🤖 AI Summary
This work addresses the challenges of scalability, adaptability, and knowledge transfer in multi-sensor systems arising from dynamic addition or removal of subsystems. To this end, it proposes the Holographic Active Distillation (HAD) framework, which integrates streaming active distillation with sensor similarity clustering to enable local student models to interact with a teacher model via pseudo-label queries, thereby balancing local specialization and global generalization. Embedded within a Holographic Multi-Agent System (HMAS), the approach supports incremental updates and dynamic knowledge sharing, overcoming the static structural limitations of conventional multi-agent learning paradigms. Experimental results demonstrate that the system significantly enhances learning efficiency and robustness in open environments, validating the scalability advantages of holographic learning in dynamic scenarios and revealing the critical impact of model drift on long-term adaptability.
📝 Abstract
The rapid expansion of sensor-based networks introduces major challenges in scalability, adaptability, and knowledge transfer, especially in open environments where new subsystems can dynamically join or leave. In this work, we propose a Holonic Active Distillation architecture within a Holonic Multi-Agent System (HMAS) to address these issues. Our approach integrates Clustered Stream-Based Active Distillation (CSBAD), a framework in which specialized student models collect local data, query pseudo-labels from teacher models, and cluster into groups of similar sensors.

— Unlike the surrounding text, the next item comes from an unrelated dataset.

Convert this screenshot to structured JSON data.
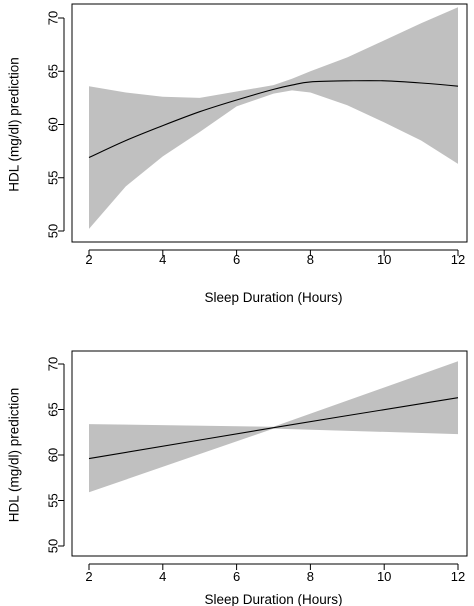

Results show that the holonic organization balances local specialization with global generalization, while efficiently adapting to sensor departures and re-integrations. We also analyzed trade-offs among incremental model updates, system reorganization, and scalability limits.
Our findings highlight the advantages of holonic learning for multi-sensor systems while identifying key challenges related to model drift and long-term adaptation.